There is a path forward. One constructive option lies in building a federated Syria that preserves the country’s unity while empowering local communities to defend themselves. Under such a system, Alawite, Christian, Druze, Kurdish, and Sunni-majority regions could maintain their own accountable security forces, while a central government would oversee foreign policy, the economy, and national defense. This would not be easy, but it could help prevent sectarian cleansing, deter extremist recruitment, and restore trust that no group will be abandoned to its enemies.
Still, Washington and its allies must demand real accountability, not symbolic gestures. Aid and diplomatic recognition should be conditioned on concrete steps by the transitional government to investigate war crimes and protect vulnerable populations. It must be made very clear to the transitional al-Sharaa government — and, God-willing, its democratically-elected successor — that protecting all of Syria’s minority populations is non-negotiable on the road to joining the community of nations.

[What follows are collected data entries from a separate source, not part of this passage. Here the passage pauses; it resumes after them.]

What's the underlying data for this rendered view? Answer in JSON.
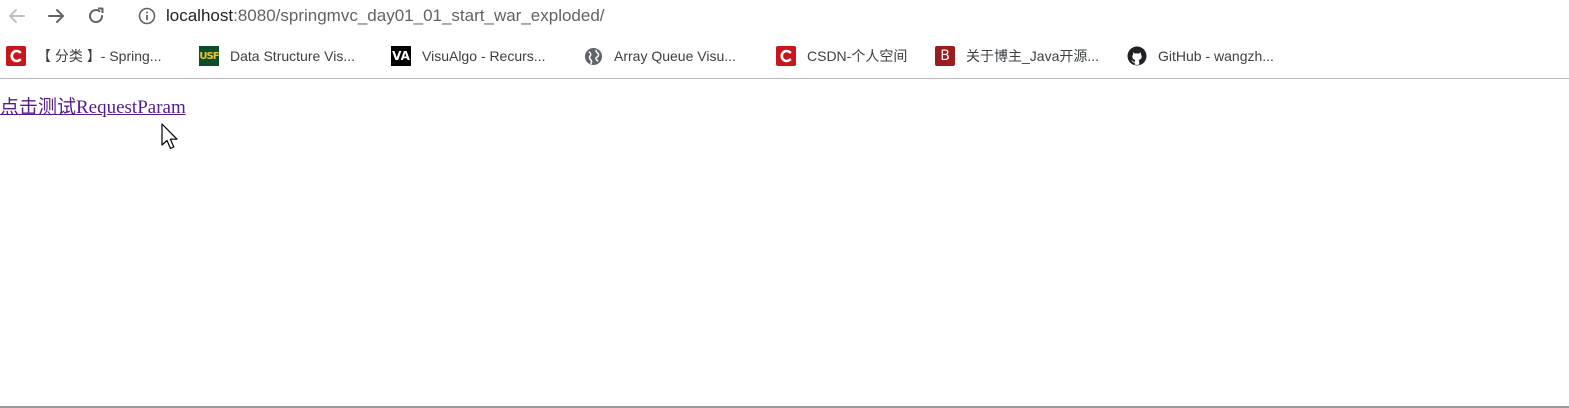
{
  "address_bar": {
    "host": "localhost",
    "path": ":8080/springmvc_day01_01_start_war_exploded/"
  },
  "bookmarks": [
    {
      "label": "【 分类 】- Spring...",
      "icon": "csdn-icon"
    },
    {
      "label": "Data Structure Vis...",
      "icon": "usf-icon",
      "icon_text": "USF"
    },
    {
      "label": "VisuAlgo - Recurs...",
      "icon": "visualgo-icon",
      "icon_text": "VA"
    },
    {
      "label": "Array Queue Visu...",
      "icon": "globe-icon"
    },
    {
      "label": "CSDN-个人空间",
      "icon": "csdn-icon"
    },
    {
      "label": "关于博主_Java开源...",
      "icon": "blog-b-icon",
      "icon_text": "B"
    },
    {
      "label": "GitHub - wangzh...",
      "icon": "github-icon"
    }
  ],
  "content": {
    "link_text": "点击测试RequestParam"
  },
  "colors": {
    "csdn_red": "#c8161d",
    "visited_link": "#551a8b"
  }
}
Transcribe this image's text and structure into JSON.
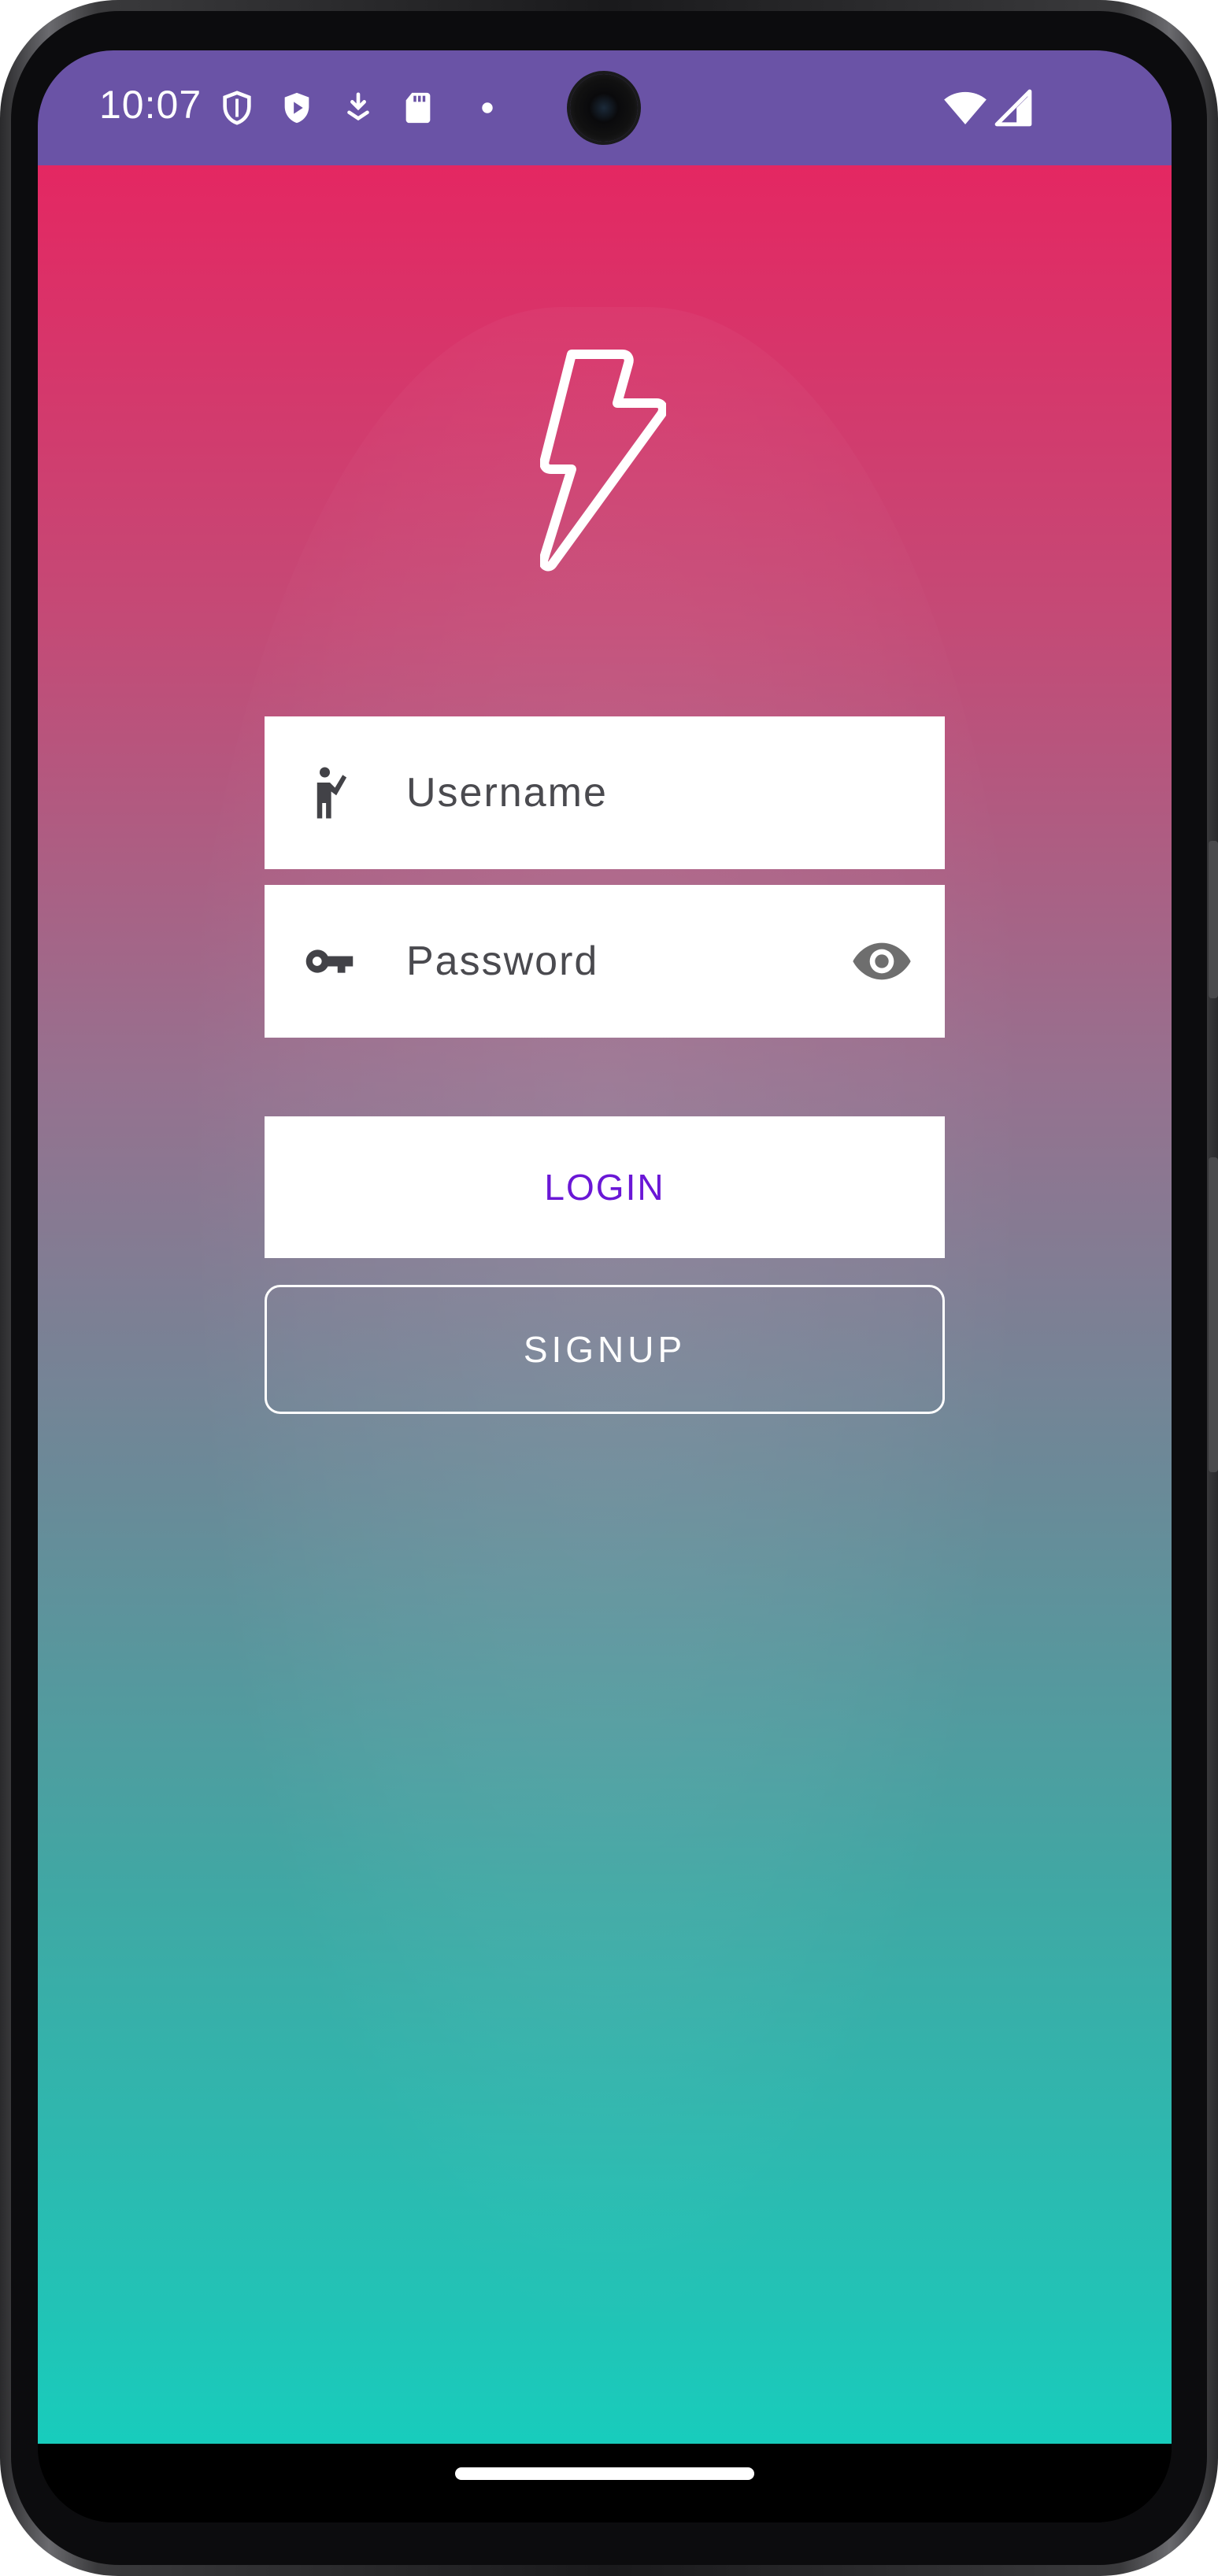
{
  "status_bar": {
    "time": "10:07",
    "left_icons": [
      "shield-outline-icon",
      "shield-play-icon",
      "download-icon",
      "sd-card-icon",
      "dot-icon"
    ],
    "right_icons": [
      "wifi-icon",
      "cellular-signal-icon"
    ],
    "background": "#6a53a6"
  },
  "app": {
    "logo": "lightning-bolt-icon",
    "gradient_top": "#e42762",
    "gradient_bottom": "#18ccbc",
    "username_field": {
      "placeholder": "Username",
      "value": "",
      "icon": "person-waving-icon"
    },
    "password_field": {
      "placeholder": "Password",
      "value": "",
      "icon": "key-icon",
      "toggle_icon": "eye-icon"
    },
    "login_label": "LOGIN",
    "login_color": "#6a17d6",
    "signup_label": "SIGNUP"
  }
}
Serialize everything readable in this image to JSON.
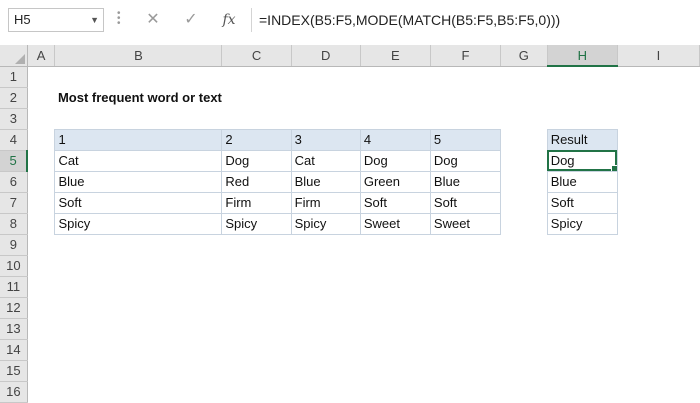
{
  "formula_bar": {
    "name_box": "H5",
    "cancel_icon": "✕",
    "enter_icon": "✓",
    "fx_label": "fx",
    "formula": "=INDEX(B5:F5,MODE(MATCH(B5:F5,B5:F5,0)))"
  },
  "columns": [
    "A",
    "B",
    "C",
    "D",
    "E",
    "F",
    "G",
    "H",
    "I"
  ],
  "active_column": "H",
  "active_row": 5,
  "rows": [
    1,
    2,
    3,
    4,
    5,
    6,
    7,
    8,
    9,
    10,
    11,
    12,
    13,
    14,
    15,
    16
  ],
  "sheet": {
    "title": "Most frequent word or text",
    "table_headers": [
      "1",
      "2",
      "3",
      "4",
      "5"
    ],
    "table_rows": [
      [
        "Cat",
        "Dog",
        "Cat",
        "Dog",
        "Dog"
      ],
      [
        "Blue",
        "Red",
        "Blue",
        "Green",
        "Blue"
      ],
      [
        "Soft",
        "Firm",
        "Firm",
        "Soft",
        "Soft"
      ],
      [
        "Spicy",
        "Spicy",
        "Spicy",
        "Sweet",
        "Sweet"
      ]
    ],
    "result_header": "Result",
    "results": [
      "Dog",
      "Blue",
      "Soft",
      "Spicy"
    ]
  },
  "colors": {
    "accent": "#217346",
    "table_header_fill": "#dce6f1",
    "table_border": "#c8d3df"
  }
}
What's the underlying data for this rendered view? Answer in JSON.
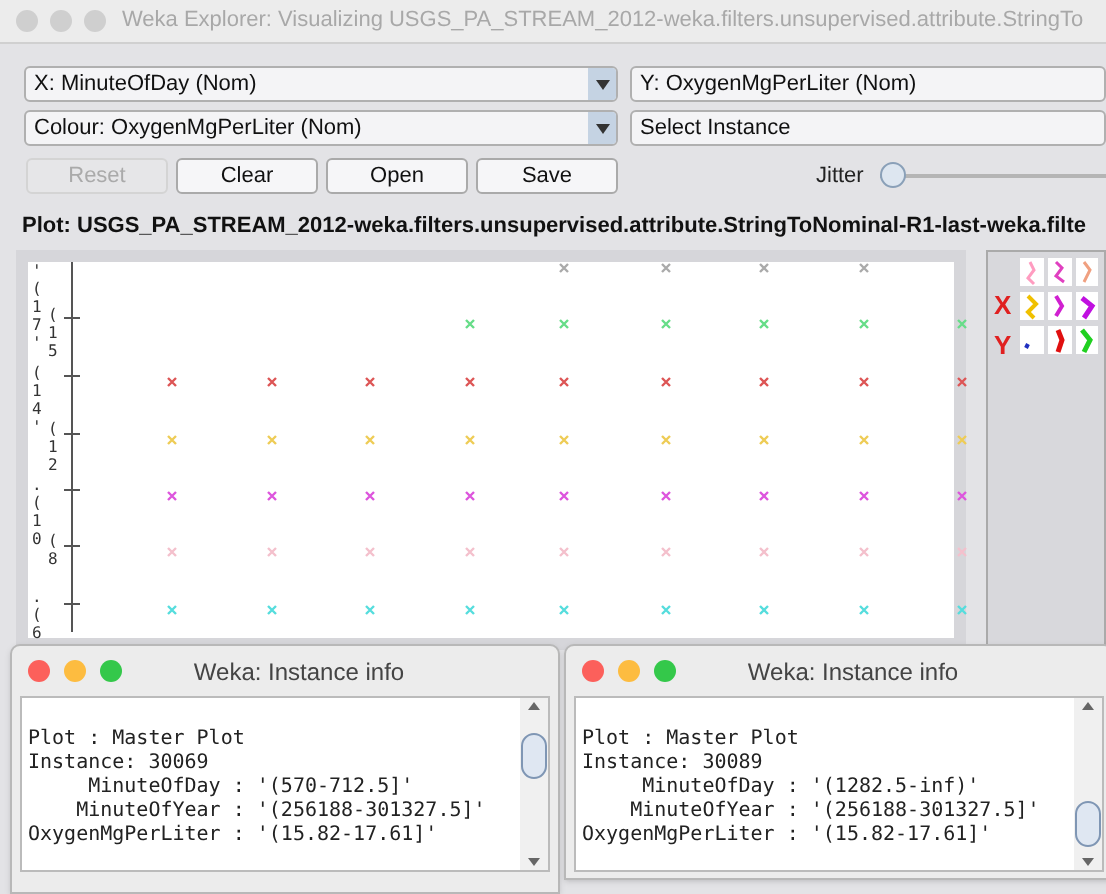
{
  "window": {
    "title": "Weka Explorer: Visualizing USGS_PA_STREAM_2012-weka.filters.unsupervised.attribute.StringTo"
  },
  "selectors": [
    {
      "label": "X: MinuteOfDay (Nom)",
      "dropdown": true
    },
    {
      "label": "Y: OxygenMgPerLiter (Nom)",
      "dropdown": false
    },
    {
      "label": "Colour: OxygenMgPerLiter (Nom)",
      "dropdown": true
    },
    {
      "label": "Select Instance",
      "dropdown": false
    }
  ],
  "buttons": [
    {
      "label": "Reset",
      "disabled": true
    },
    {
      "label": "Clear",
      "disabled": false
    },
    {
      "label": "Open",
      "disabled": false
    },
    {
      "label": "Save",
      "disabled": false
    }
  ],
  "jitter": {
    "label": "Jitter",
    "level": 0
  },
  "plot_title": "Plot: USGS_PA_STREAM_2012-weka.filters.unsupervised.attribute.StringToNominal-R1-last-weka.filte",
  "y_axis_labels": [
    "'(17'",
    "(15",
    "(14'",
    "(12",
    ".(10",
    "(8",
    ".(6"
  ],
  "legend": {
    "x_label": "X",
    "y_label": "Y"
  },
  "instance_windows": [
    {
      "title": "Weka: Instance info",
      "lines": [
        "Plot : Master Plot",
        "Instance: 30069",
        "     MinuteOfDay : '(570-712.5]'",
        "    MinuteOfYear : '(256188-301327.5]'",
        "OxygenMgPerLiter : '(15.82-17.61]'"
      ]
    },
    {
      "title": "Weka: Instance info",
      "lines": [
        "Plot : Master Plot",
        "Instance: 30089",
        "     MinuteOfDay : '(1282.5-inf)'",
        "    MinuteOfYear : '(256188-301327.5]'",
        "OxygenMgPerLiter : '(15.82-17.61]'"
      ]
    }
  ]
}
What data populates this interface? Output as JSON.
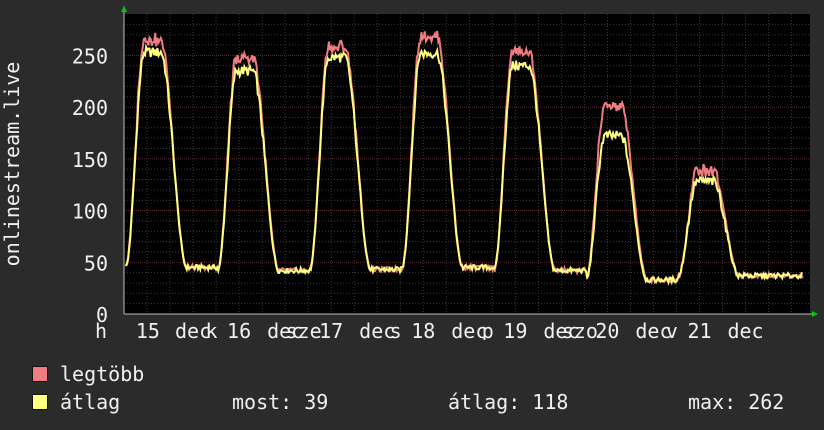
{
  "colors": {
    "background": "#2b2b2b",
    "plot_background": "#000000",
    "grid_major": "#5a2a2a",
    "grid_minor": "#3a3a3a",
    "axis": "#bbbbbb",
    "arrow": "#00cc00",
    "text": "#f0f0f0"
  },
  "chart_data": {
    "type": "line",
    "ylabel": "onlinestream.live",
    "ylim": [
      0,
      290
    ],
    "yticks": [
      0,
      50,
      100,
      150,
      200,
      250
    ],
    "xlim": [
      0,
      7.45
    ],
    "xtick_labels": [
      {
        "x": -0.25,
        "label": "h"
      },
      {
        "x": 0.26,
        "label": "15"
      },
      {
        "x": 0.75,
        "label": "dec"
      },
      {
        "x": 0.95,
        "label": "k"
      },
      {
        "x": 1.25,
        "label": "16"
      },
      {
        "x": 1.75,
        "label": "dec"
      },
      {
        "x": 1.95,
        "label": "sze"
      },
      {
        "x": 2.25,
        "label": "17"
      },
      {
        "x": 2.75,
        "label": "dec"
      },
      {
        "x": 2.95,
        "label": "s"
      },
      {
        "x": 3.25,
        "label": "18"
      },
      {
        "x": 3.75,
        "label": "dec"
      },
      {
        "x": 3.95,
        "label": "p"
      },
      {
        "x": 4.25,
        "label": "19"
      },
      {
        "x": 4.75,
        "label": "dec"
      },
      {
        "x": 4.95,
        "label": "szo"
      },
      {
        "x": 5.25,
        "label": "20"
      },
      {
        "x": 5.75,
        "label": "dec"
      },
      {
        "x": 5.95,
        "label": "v"
      },
      {
        "x": 6.25,
        "label": "21"
      },
      {
        "x": 6.75,
        "label": "dec"
      }
    ],
    "peaks_max": [
      262,
      245,
      255,
      265,
      250,
      198,
      135
    ],
    "peaks_avg": [
      253,
      235,
      248,
      252,
      240,
      172,
      128
    ],
    "troughs": [
      45,
      42,
      43,
      45,
      42,
      33,
      37
    ],
    "series": [
      {
        "name": "legtöbb",
        "color": "#f07c82"
      },
      {
        "name": "átlag",
        "color": "#ffff80"
      }
    ],
    "stats": {
      "most": "39",
      "atlag": "118",
      "max": "262"
    }
  },
  "legend": {
    "max_label": "legtöbb",
    "avg_label": "átlag",
    "now_text": "most: 39",
    "avg_text": "átlag: 118",
    "max_text": "max: 262"
  }
}
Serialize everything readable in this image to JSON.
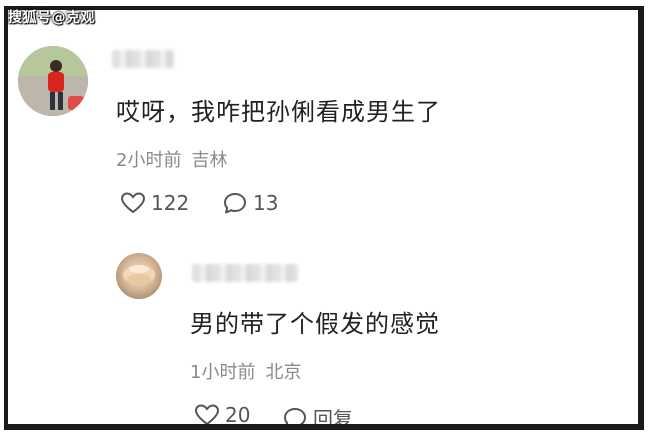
{
  "watermark": "搜狐号@克观",
  "comment": {
    "avatar_icon": "user-avatar",
    "username_blurred": true,
    "text": "哎呀，我咋把孙俐看成男生了",
    "time": "2小时前",
    "location": "吉林",
    "likes": "122",
    "replies": "13"
  },
  "reply": {
    "avatar_icon": "user-avatar",
    "username_blurred": true,
    "text": "男的带了个假发的感觉",
    "time": "1小时前",
    "location": "北京",
    "likes": "20",
    "reply_label": "回复"
  },
  "colors": {
    "text": "#222222",
    "meta": "#8a8a8a",
    "icon": "#555555",
    "frame": "#1a1a1a"
  }
}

Protecting minorities is not a bargaining chip — it is the foundation of peace. Every atrocity left unpunished, every village cleansed of its people, deepens Syria’s fracture and fuels the next generation of radicalization.
The Middle East has too often witnessed what happens when minorities are left undefended. If the world wants stability, it must demand the equal protection of all Syria’s people, enforced through real accountability and sustained international pressure. A shared governance system may be one tool toward that goal, but the principle is larger than any political arrangement: no nation can endure, and no peace can last, if its most vulnerable communities are left to die.
Sam Brownback, a former U.S. senator from Kansas, served as ambassador at Large for International Religious Freedom and as co-chair of the International Religious Freedom Summit. Mirhaf Ibrahim, is president of the Alawites Association of the United States.